她侧头一看,权少腾开了一辆骚包的轿跑停在路边,戴了一个墨镜遮了半边俊脸,一脸不耐烦地催促:“快点儿!”
“好的。”池月踩着小高跟,飞快跑上前,拉开车门,坐进去。
刚系上安全带,就看到董珊开着车从旁边过去。
董珊的车窗没有合上,看着她,眉心蹙了下,随即微微一笑,点头离开。
池月:“……”
她来不及跟董珊说话,当然,更不合适解释。
“坐好了啊!”权少腾在某些方面,并不是细心的人,他半眼没注意池月,一脚油门踩下去,轿跑像箭一样冲了出去,超过董珊的汽车,头也不回。
池月:“……”
不知道为什么,她觉得董珊心里肯定会有些想法。
唉!顾不上了。
她关好车窗,“权队,你那边的案子……没有进展吗?”
权少腾懒洋洋的勾唇,一张俊脸上满是嫌弃,“这是你该过问的事吗?”
池月瘪了瘪嘴,“不好意思。关心则乱。”
权少腾哼声,“进展是有的。但是不能告诉你。”
好吧。
和这个人聊天好心累。
池月决定闭嘴,一切等到见到乔东阳再说。
不料,权少腾却突然开了他的“尊口”,语意不详的问:“在认识乔东阳前,你认识姓乔的人吗?”

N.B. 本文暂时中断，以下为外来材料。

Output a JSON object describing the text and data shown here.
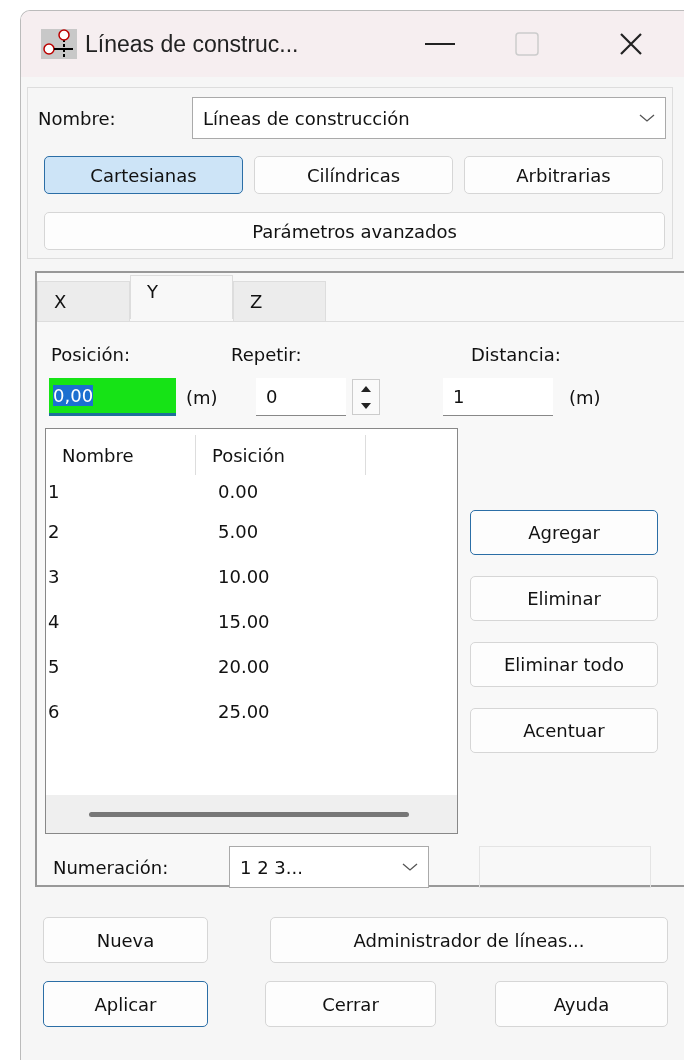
{
  "window": {
    "title": "Líneas de construc..."
  },
  "name_field": {
    "label": "Nombre:",
    "value": "Líneas de construcción"
  },
  "mode_buttons": [
    {
      "label": "Cartesianas",
      "selected": true
    },
    {
      "label": "Cilíndricas",
      "selected": false
    },
    {
      "label": "Arbitrarias",
      "selected": false
    }
  ],
  "advanced_button": "Parámetros avanzados",
  "tabs": [
    {
      "label": "X",
      "selected": false
    },
    {
      "label": "Y",
      "selected": true
    },
    {
      "label": "Z",
      "selected": false
    }
  ],
  "position": {
    "label": "Posición:",
    "value": "0,00",
    "unit": "(m)"
  },
  "repeat": {
    "label": "Repetir:",
    "value": "0"
  },
  "distance": {
    "label": "Distancia:",
    "value": "1",
    "unit": "(m)"
  },
  "table": {
    "columns": [
      "Nombre",
      "Posición"
    ],
    "rows": [
      [
        "1",
        "0.00"
      ],
      [
        "2",
        "5.00"
      ],
      [
        "3",
        "10.00"
      ],
      [
        "4",
        "15.00"
      ],
      [
        "5",
        "20.00"
      ],
      [
        "6",
        "25.00"
      ]
    ]
  },
  "side_buttons": [
    {
      "label": "Agregar",
      "default": true
    },
    {
      "label": "Eliminar",
      "default": false
    },
    {
      "label": "Eliminar todo",
      "default": false
    },
    {
      "label": "Acentuar",
      "default": false
    }
  ],
  "numbering": {
    "label": "Numeración:",
    "value": "1 2 3..."
  },
  "bottom_rows": [
    [
      {
        "label": "Nueva",
        "default": false
      },
      {
        "label": "Administrador de líneas...",
        "default": false
      }
    ],
    [
      {
        "label": "Aplicar",
        "default": true
      },
      {
        "label": "Cerrar",
        "default": false
      },
      {
        "label": "Ayuda",
        "default": false
      }
    ]
  ]
}
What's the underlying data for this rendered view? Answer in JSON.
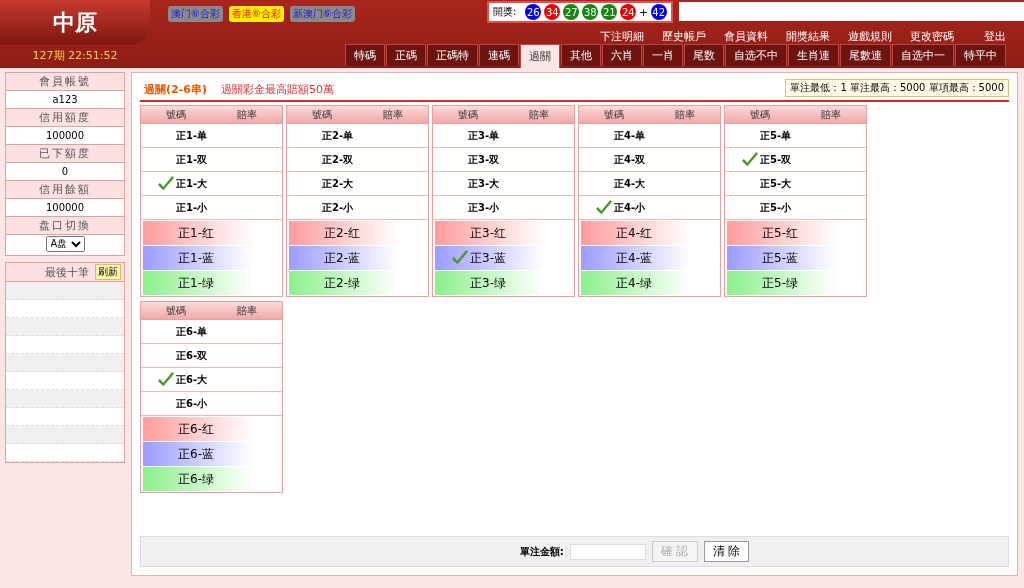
{
  "header": {
    "logo": "中原",
    "lotteries": [
      {
        "label": "澳门⑥合彩",
        "selected": false
      },
      {
        "label": "香港⑥合彩",
        "selected": true
      },
      {
        "label": "新澳门⑥合彩",
        "selected": false
      }
    ],
    "draw": {
      "label": "開獎:",
      "balls": [
        {
          "number": "26",
          "color": "#0000ee"
        },
        {
          "number": "34",
          "color": "#ee0000"
        },
        {
          "number": "27",
          "color": "#118811"
        },
        {
          "number": "38",
          "color": "#118811"
        },
        {
          "number": "21",
          "color": "#118811"
        },
        {
          "number": "24",
          "color": "#ee0000"
        }
      ],
      "plus": "+",
      "special": {
        "number": "42",
        "color": "#0000ee"
      }
    },
    "links": [
      "下注明細",
      "歷史帳戶",
      "會員資料",
      "開獎結果",
      "遊戲規則",
      "更改密碼",
      "登出"
    ],
    "period": "127期 22:51:52"
  },
  "tabs": [
    {
      "label": "特碼",
      "selected": false
    },
    {
      "label": "正碼",
      "selected": false
    },
    {
      "label": "正碼特",
      "selected": false
    },
    {
      "label": "連碼",
      "selected": false
    },
    {
      "label": "過關",
      "selected": true
    },
    {
      "label": "其他",
      "selected": false
    },
    {
      "label": "六肖",
      "selected": false
    },
    {
      "label": "一肖",
      "selected": false
    },
    {
      "label": "尾数",
      "selected": false
    },
    {
      "label": "自选不中",
      "selected": false
    },
    {
      "label": "生肖連",
      "selected": false
    },
    {
      "label": "尾數連",
      "selected": false
    },
    {
      "label": "自选中一",
      "selected": false
    },
    {
      "label": "特平中",
      "selected": false
    }
  ],
  "sidebar": {
    "account": [
      {
        "label": "會員帳號",
        "value": "a123"
      },
      {
        "label": "信用額度",
        "value": "100000"
      },
      {
        "label": "已下額度",
        "value": "0"
      },
      {
        "label": "信用餘額",
        "value": "100000"
      }
    ],
    "switch": {
      "label": "盘口切換",
      "value": "A盘"
    },
    "recent": {
      "title": "最後十筆",
      "refresh": "刷新"
    }
  },
  "main": {
    "title": "過關(2-6串)",
    "notice": "過關彩金最高賠額50萬",
    "limits": "單注最低：1  單注最高：5000  單項最高：5000",
    "groups": [
      {
        "columns": [
          "號碼",
          "賠率"
        ],
        "rows": [
          {
            "label": "正1-单",
            "kind": "plain",
            "checked": false
          },
          {
            "label": "正1-双",
            "kind": "plain",
            "checked": false
          },
          {
            "label": "正1-大",
            "kind": "plain",
            "checked": true
          },
          {
            "label": "正1-小",
            "kind": "plain",
            "checked": false
          },
          {
            "label": "正1-红",
            "kind": "red",
            "checked": false
          },
          {
            "label": "正1-蓝",
            "kind": "blue",
            "checked": false
          },
          {
            "label": "正1-绿",
            "kind": "green",
            "checked": false
          }
        ]
      },
      {
        "columns": [
          "號碼",
          "賠率"
        ],
        "rows": [
          {
            "label": "正2-单",
            "kind": "plain",
            "checked": false
          },
          {
            "label": "正2-双",
            "kind": "plain",
            "checked": false
          },
          {
            "label": "正2-大",
            "kind": "plain",
            "checked": false
          },
          {
            "label": "正2-小",
            "kind": "plain",
            "checked": false
          },
          {
            "label": "正2-红",
            "kind": "red",
            "checked": false
          },
          {
            "label": "正2-蓝",
            "kind": "blue",
            "checked": false
          },
          {
            "label": "正2-绿",
            "kind": "green",
            "checked": false
          }
        ]
      },
      {
        "columns": [
          "號碼",
          "賠率"
        ],
        "rows": [
          {
            "label": "正3-单",
            "kind": "plain",
            "checked": false
          },
          {
            "label": "正3-双",
            "kind": "plain",
            "checked": false
          },
          {
            "label": "正3-大",
            "kind": "plain",
            "checked": false
          },
          {
            "label": "正3-小",
            "kind": "plain",
            "checked": false
          },
          {
            "label": "正3-红",
            "kind": "red",
            "checked": false
          },
          {
            "label": "正3-蓝",
            "kind": "blue",
            "checked": true
          },
          {
            "label": "正3-绿",
            "kind": "green",
            "checked": false
          }
        ]
      },
      {
        "columns": [
          "號碼",
          "賠率"
        ],
        "rows": [
          {
            "label": "正4-单",
            "kind": "plain",
            "checked": false
          },
          {
            "label": "正4-双",
            "kind": "plain",
            "checked": false
          },
          {
            "label": "正4-大",
            "kind": "plain",
            "checked": false
          },
          {
            "label": "正4-小",
            "kind": "plain",
            "checked": true
          },
          {
            "label": "正4-红",
            "kind": "red",
            "checked": false
          },
          {
            "label": "正4-蓝",
            "kind": "blue",
            "checked": false
          },
          {
            "label": "正4-绿",
            "kind": "green",
            "checked": false
          }
        ]
      },
      {
        "columns": [
          "號碼",
          "賠率"
        ],
        "rows": [
          {
            "label": "正5-单",
            "kind": "plain",
            "checked": false
          },
          {
            "label": "正5-双",
            "kind": "plain",
            "checked": true
          },
          {
            "label": "正5-大",
            "kind": "plain",
            "checked": false
          },
          {
            "label": "正5-小",
            "kind": "plain",
            "checked": false
          },
          {
            "label": "正5-红",
            "kind": "red",
            "checked": false
          },
          {
            "label": "正5-蓝",
            "kind": "blue",
            "checked": false
          },
          {
            "label": "正5-绿",
            "kind": "green",
            "checked": false
          }
        ]
      },
      {
        "columns": [
          "號碼",
          "賠率"
        ],
        "rows": [
          {
            "label": "正6-单",
            "kind": "plain",
            "checked": false
          },
          {
            "label": "正6-双",
            "kind": "plain",
            "checked": false
          },
          {
            "label": "正6-大",
            "kind": "plain",
            "checked": true
          },
          {
            "label": "正6-小",
            "kind": "plain",
            "checked": false
          },
          {
            "label": "正6-红",
            "kind": "red",
            "checked": false
          },
          {
            "label": "正6-蓝",
            "kind": "blue",
            "checked": false
          },
          {
            "label": "正6-绿",
            "kind": "green",
            "checked": false
          }
        ]
      }
    ],
    "bet": {
      "label": "單注金額:",
      "confirm": {
        "label": "確 認",
        "disabled": true
      },
      "clear": {
        "label": "清 除",
        "disabled": false
      }
    }
  }
}
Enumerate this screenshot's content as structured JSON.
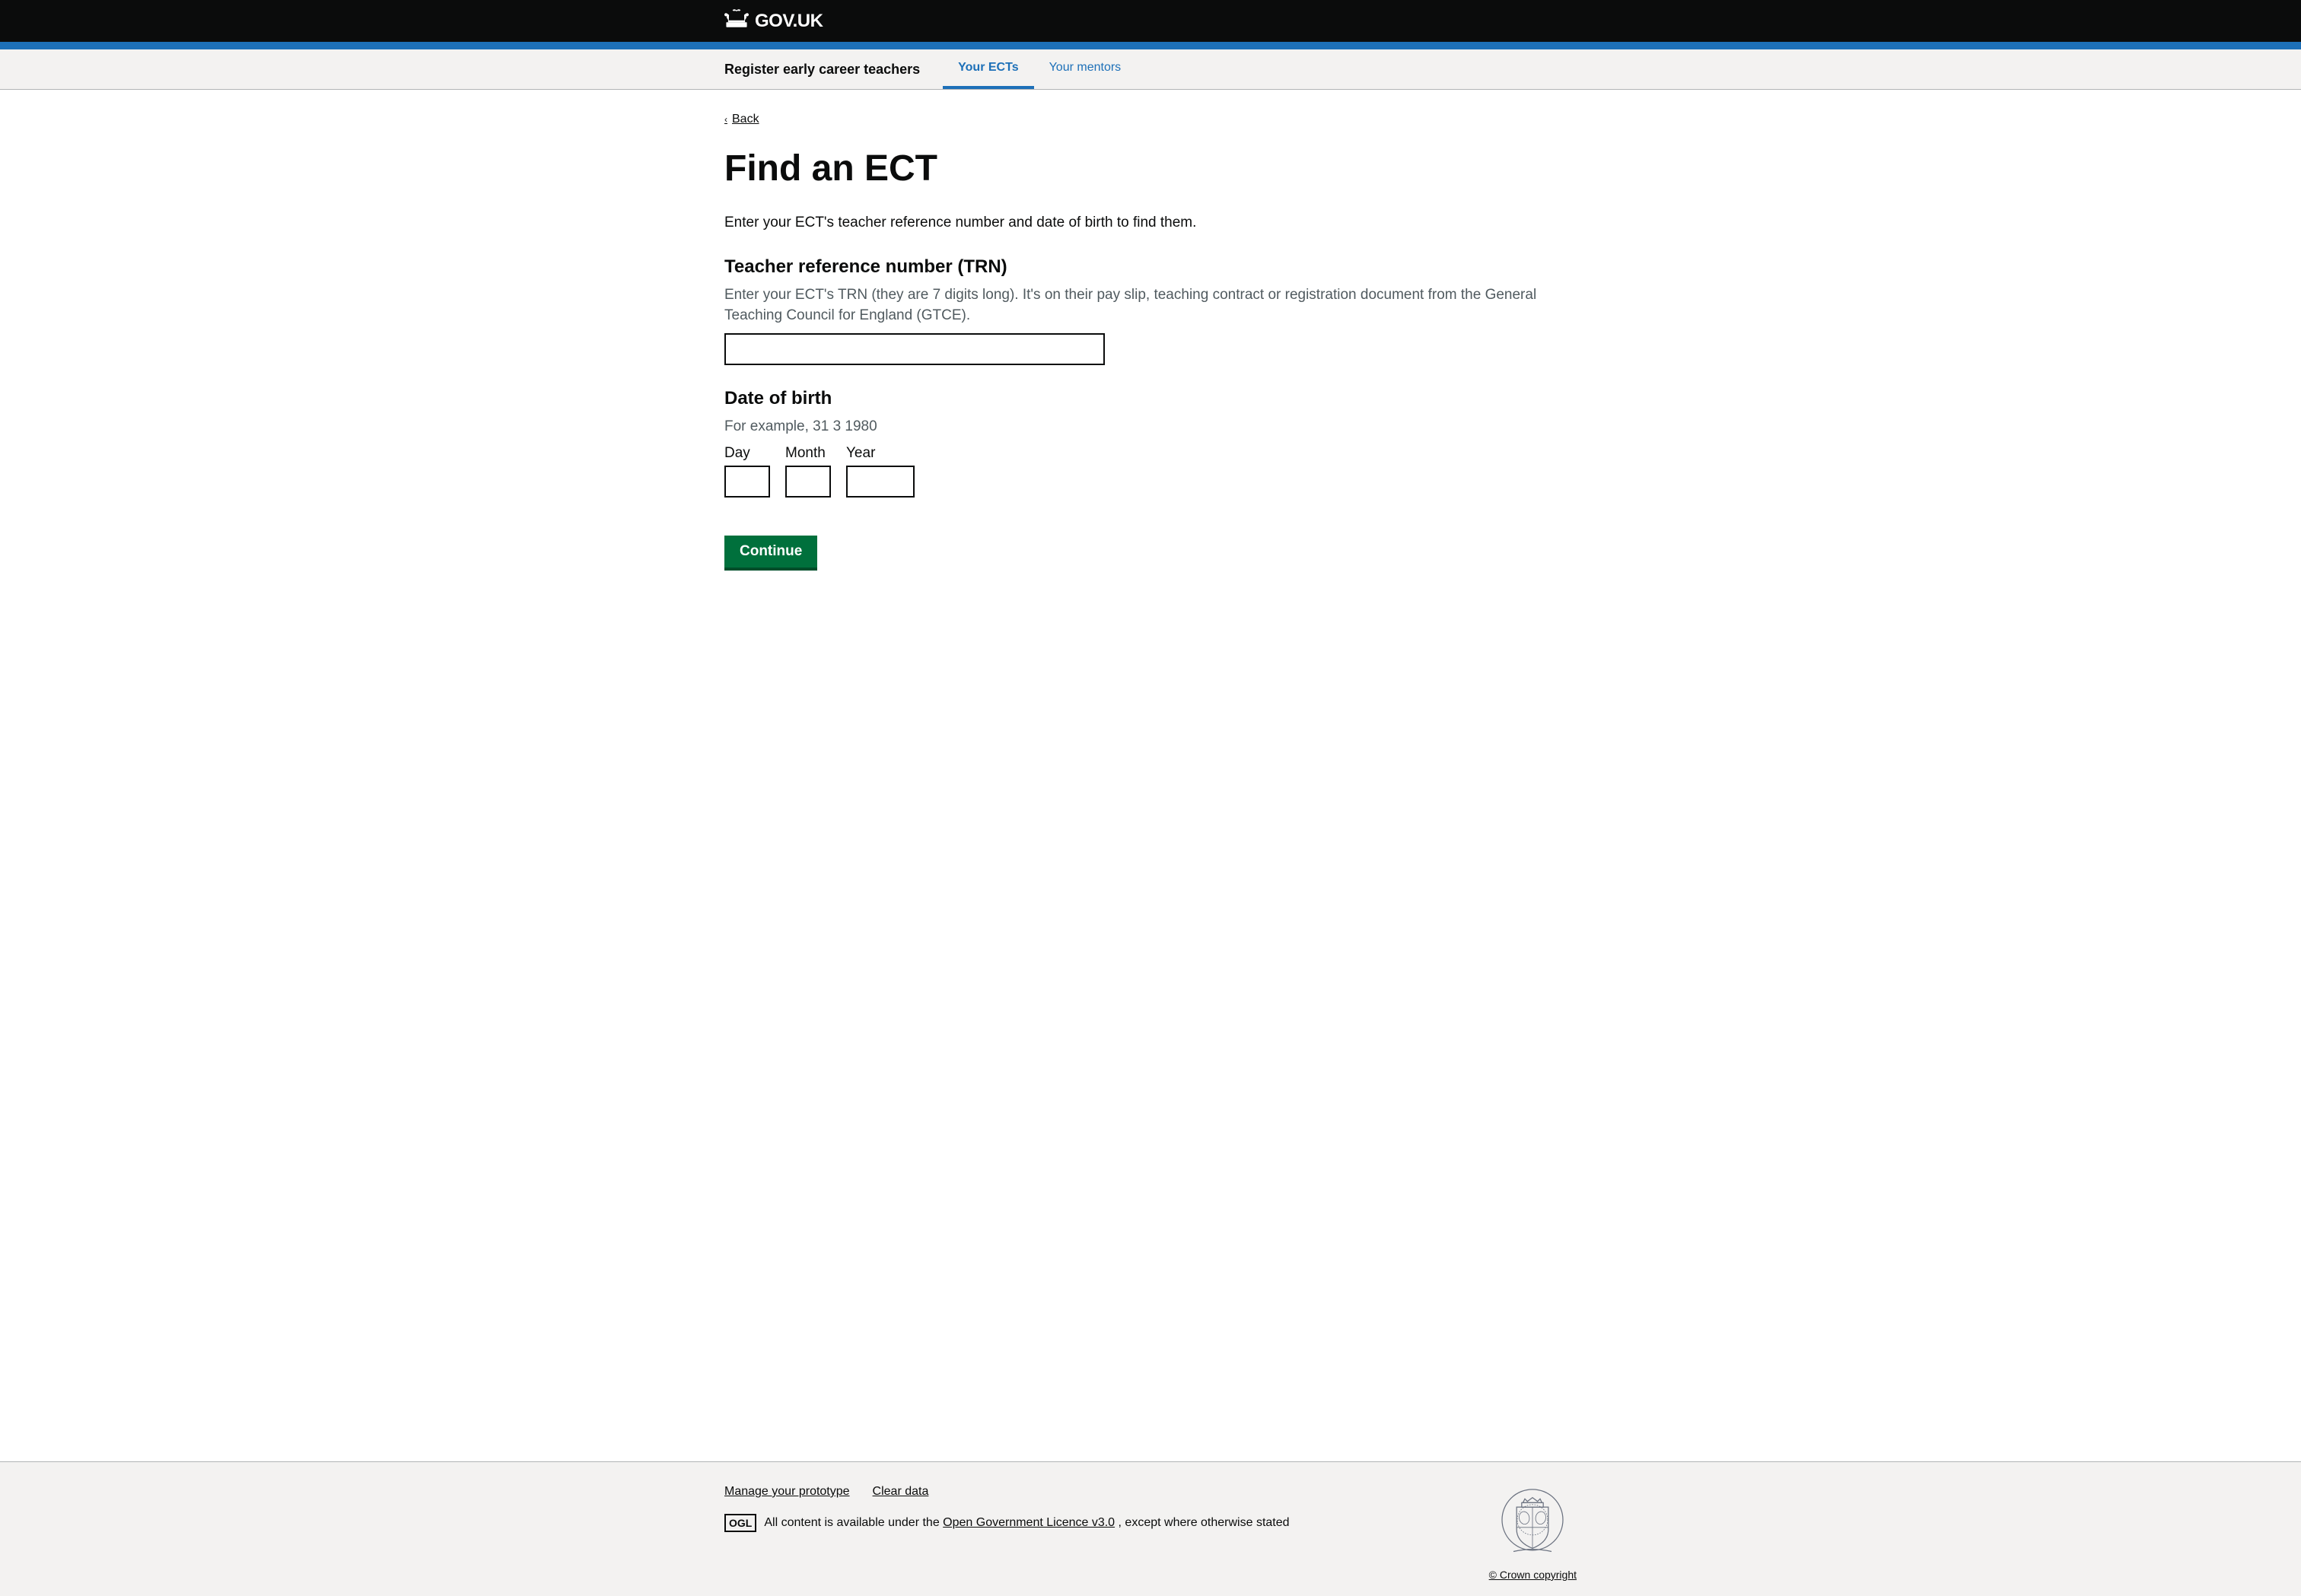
{
  "header": {
    "logo_text": "GOV.UK",
    "logo_link": "/",
    "border_color": "#1d70b8"
  },
  "nav": {
    "service_name": "Register early career teachers",
    "links": [
      {
        "id": "your-ects",
        "label": "Your ECTs",
        "active": true
      },
      {
        "id": "your-mentors",
        "label": "Your mentors",
        "active": false
      }
    ]
  },
  "back": {
    "label": "Back",
    "chevron": "<"
  },
  "main": {
    "heading": "Find an ECT",
    "intro": "Enter your ECT's teacher reference number and date of birth to find them.",
    "trn_section": {
      "label": "Teacher reference number (TRN)",
      "hint": "Enter your ECT's TRN (they are 7 digits long). It's on their pay slip, teaching contract or registration document from the General Teaching Council for England (GTCE).",
      "input_placeholder": ""
    },
    "dob_section": {
      "label": "Date of birth",
      "hint": "For example, 31 3 1980",
      "day_label": "Day",
      "month_label": "Month",
      "year_label": "Year",
      "day_value": "",
      "month_value": "",
      "year_value": ""
    },
    "continue_button": "Continue"
  },
  "footer": {
    "manage_link": "Manage your prototype",
    "clear_link": "Clear data",
    "ogl_label": "OGL",
    "licence_text": "All content is available under the",
    "licence_link_text": "Open Government Licence v3.0",
    "licence_suffix": ", except where otherwise stated",
    "copyright_link": "© Crown copyright"
  }
}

姓乔的,池月在自己的记忆库里搜索着,摇头,“没有什么印象。”
“乔瑞安呢?”权少腾继续追问。
池月再次摇头,“第一次知道这个人,是在乔老太太的生日宴会上。”她说到这里,眼睛一亮,盯住权少腾的目光里充满了希望,“是不是查出他什么问题来了?乔大伯和乔瑞安这事,我认为很不简单。”
权少腾没有正面回答她的问题,“怎么个不简单法?”
池月脸色微暗。
她不是警察,有些事情和感受,只是凭着某种潜意识的感觉,“他们做了一个局。目标就是乔东阳的继承权,是乔家的家产。说不定,从乔爷爷留下遗嘱的时候,他们就已经开始谋划了。”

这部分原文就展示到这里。